Following is a review of Assegai by Wilbur Smith, St. Martins Press, NY, 2009.
Smith has his formula for adventure action books down pat. This one is no exception. Set in Kenya before World War One, the author weaves his story around actual historical figures such as Lord Delamare, President Roosevelt and Colonel Lettow von Vorbeck. However, the tale’s main characters are fictional and often outrageously so. They are too handsome, too honorable, too cruel, too evil, too knowledgeable, too brave, or too beautiful. Even so their entrance and exit from the plot provides the pace of the story.
The basic plot revolves around a stock Smith character this time Leon Courtney, a young man who comes into his own as a hero, hunter and spy. He kills many animals - always minutely described - beds a series of women, relies on his African guides for bush and cultural savvy and despite flirting with disastrous failure time and again, ultimately succeeds in all endeavors. As noted, it is a well told tale.
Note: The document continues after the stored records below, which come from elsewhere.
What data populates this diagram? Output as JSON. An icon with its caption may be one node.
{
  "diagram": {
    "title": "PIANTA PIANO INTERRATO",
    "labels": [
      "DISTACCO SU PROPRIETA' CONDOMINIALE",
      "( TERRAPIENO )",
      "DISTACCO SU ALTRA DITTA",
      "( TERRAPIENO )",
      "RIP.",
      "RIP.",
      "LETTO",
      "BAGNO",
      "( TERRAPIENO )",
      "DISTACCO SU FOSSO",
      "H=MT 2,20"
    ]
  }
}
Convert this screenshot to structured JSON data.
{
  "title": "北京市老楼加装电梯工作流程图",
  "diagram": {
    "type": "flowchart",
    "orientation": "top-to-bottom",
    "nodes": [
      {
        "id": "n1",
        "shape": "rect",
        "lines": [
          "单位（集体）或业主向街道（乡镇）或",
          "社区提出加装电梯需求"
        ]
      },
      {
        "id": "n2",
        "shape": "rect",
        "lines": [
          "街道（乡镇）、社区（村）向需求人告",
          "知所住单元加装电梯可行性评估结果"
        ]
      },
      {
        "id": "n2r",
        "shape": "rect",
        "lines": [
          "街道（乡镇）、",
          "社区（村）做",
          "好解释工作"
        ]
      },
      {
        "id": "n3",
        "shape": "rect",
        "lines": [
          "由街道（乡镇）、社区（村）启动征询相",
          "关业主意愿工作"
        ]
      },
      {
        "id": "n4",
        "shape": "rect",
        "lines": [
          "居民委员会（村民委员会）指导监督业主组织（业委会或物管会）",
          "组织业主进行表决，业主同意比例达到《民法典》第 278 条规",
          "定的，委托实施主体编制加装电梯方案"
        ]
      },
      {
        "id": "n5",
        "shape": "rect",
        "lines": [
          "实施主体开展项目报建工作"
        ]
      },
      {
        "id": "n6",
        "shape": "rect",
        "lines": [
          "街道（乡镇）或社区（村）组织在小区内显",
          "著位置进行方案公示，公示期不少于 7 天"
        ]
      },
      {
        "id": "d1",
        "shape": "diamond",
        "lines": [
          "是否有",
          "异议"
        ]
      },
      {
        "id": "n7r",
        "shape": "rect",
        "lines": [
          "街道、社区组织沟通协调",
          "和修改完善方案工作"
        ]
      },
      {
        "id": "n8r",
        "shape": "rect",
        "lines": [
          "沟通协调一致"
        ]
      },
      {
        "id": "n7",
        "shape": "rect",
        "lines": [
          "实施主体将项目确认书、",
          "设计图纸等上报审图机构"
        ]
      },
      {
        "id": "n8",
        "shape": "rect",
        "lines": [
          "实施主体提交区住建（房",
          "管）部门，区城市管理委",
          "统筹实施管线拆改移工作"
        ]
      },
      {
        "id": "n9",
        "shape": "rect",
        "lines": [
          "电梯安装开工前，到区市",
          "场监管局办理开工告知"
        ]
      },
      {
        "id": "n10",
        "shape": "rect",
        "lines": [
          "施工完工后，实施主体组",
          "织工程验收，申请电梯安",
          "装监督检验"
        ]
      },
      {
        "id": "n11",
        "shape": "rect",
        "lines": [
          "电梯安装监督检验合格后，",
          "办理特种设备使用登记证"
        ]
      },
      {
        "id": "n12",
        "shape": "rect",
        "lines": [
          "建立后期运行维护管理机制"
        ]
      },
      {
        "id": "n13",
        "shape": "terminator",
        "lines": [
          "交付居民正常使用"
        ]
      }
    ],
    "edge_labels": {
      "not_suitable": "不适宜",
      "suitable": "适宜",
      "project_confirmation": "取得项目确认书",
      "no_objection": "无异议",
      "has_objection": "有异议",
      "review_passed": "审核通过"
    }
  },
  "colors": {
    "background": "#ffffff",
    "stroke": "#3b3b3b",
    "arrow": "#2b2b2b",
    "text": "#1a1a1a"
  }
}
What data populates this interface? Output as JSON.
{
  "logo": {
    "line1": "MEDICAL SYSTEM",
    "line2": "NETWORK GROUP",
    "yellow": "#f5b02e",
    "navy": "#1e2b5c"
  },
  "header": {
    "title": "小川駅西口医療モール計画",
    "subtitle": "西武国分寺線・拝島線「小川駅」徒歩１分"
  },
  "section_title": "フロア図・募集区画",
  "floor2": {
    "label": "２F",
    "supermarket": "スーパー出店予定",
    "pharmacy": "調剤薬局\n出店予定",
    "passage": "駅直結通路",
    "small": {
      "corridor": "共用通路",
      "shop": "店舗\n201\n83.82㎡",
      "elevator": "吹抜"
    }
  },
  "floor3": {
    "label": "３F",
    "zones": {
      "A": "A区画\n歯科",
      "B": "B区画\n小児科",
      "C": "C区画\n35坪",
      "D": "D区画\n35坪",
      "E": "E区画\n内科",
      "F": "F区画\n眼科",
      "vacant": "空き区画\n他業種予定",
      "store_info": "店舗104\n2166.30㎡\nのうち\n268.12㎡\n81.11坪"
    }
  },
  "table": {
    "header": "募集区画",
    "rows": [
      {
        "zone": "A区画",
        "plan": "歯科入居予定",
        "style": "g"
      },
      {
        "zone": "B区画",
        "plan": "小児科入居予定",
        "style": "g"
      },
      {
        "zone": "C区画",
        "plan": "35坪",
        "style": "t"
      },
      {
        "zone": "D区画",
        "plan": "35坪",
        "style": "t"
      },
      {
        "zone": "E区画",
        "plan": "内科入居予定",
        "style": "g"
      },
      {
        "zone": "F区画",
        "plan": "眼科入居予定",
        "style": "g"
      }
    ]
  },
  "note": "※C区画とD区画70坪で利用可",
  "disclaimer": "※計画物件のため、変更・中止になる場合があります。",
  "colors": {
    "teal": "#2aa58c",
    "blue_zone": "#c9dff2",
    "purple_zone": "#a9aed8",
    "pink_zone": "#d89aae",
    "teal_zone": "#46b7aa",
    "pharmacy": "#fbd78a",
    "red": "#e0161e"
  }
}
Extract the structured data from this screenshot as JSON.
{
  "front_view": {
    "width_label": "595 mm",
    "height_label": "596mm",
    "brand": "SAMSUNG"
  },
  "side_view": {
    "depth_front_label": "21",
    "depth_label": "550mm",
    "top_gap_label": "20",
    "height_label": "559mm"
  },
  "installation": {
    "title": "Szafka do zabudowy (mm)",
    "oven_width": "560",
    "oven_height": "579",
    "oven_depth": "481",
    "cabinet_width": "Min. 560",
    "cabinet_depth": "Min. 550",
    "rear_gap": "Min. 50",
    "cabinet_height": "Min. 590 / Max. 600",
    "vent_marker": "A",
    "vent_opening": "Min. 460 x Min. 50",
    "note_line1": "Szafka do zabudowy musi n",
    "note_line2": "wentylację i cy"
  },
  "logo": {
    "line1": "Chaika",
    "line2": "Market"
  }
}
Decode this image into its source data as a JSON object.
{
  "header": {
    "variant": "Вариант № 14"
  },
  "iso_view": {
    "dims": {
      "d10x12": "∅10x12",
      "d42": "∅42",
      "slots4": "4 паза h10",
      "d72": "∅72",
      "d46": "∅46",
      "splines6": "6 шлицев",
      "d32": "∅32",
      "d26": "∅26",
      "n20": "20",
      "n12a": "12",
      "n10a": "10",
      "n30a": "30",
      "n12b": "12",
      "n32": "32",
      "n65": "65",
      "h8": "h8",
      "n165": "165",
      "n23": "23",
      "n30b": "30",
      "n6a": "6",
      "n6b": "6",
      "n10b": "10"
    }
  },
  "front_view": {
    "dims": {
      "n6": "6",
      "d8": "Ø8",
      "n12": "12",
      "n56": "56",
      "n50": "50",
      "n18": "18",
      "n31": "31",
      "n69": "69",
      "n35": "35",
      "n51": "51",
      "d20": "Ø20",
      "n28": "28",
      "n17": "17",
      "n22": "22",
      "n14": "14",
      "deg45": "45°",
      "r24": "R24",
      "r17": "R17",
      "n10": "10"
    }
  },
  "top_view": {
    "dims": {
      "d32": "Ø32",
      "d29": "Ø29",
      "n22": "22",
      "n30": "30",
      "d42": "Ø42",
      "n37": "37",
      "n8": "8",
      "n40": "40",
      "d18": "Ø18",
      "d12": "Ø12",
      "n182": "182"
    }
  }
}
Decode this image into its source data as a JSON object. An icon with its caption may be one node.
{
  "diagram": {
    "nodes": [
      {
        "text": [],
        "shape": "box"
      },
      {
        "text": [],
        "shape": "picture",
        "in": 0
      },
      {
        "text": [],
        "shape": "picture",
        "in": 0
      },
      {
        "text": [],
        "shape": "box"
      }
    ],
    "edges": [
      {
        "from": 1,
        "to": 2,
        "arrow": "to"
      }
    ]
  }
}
Assegai is fiction so the author can create geography, which he does. He also throws in a bit of Swahili, which helps shore up the Kenyan setting , but the title is strange. Assegai is a Zulu word from southern Africa that is the name for a stabbing spear used there. Although the Masai people of Kenya also use a similar weapon, the Swahili name for that spear is mkuki or fumo, neither of which, I guess, are as recognizable to modern readers as assegai. I first picked up the book thinking it was about southern Africa.
Wilbur Smith’s novels always require a certain suspension of belief by the reader, but his African settings are valid and his tales move along. Assegai is a great beach or airplane book.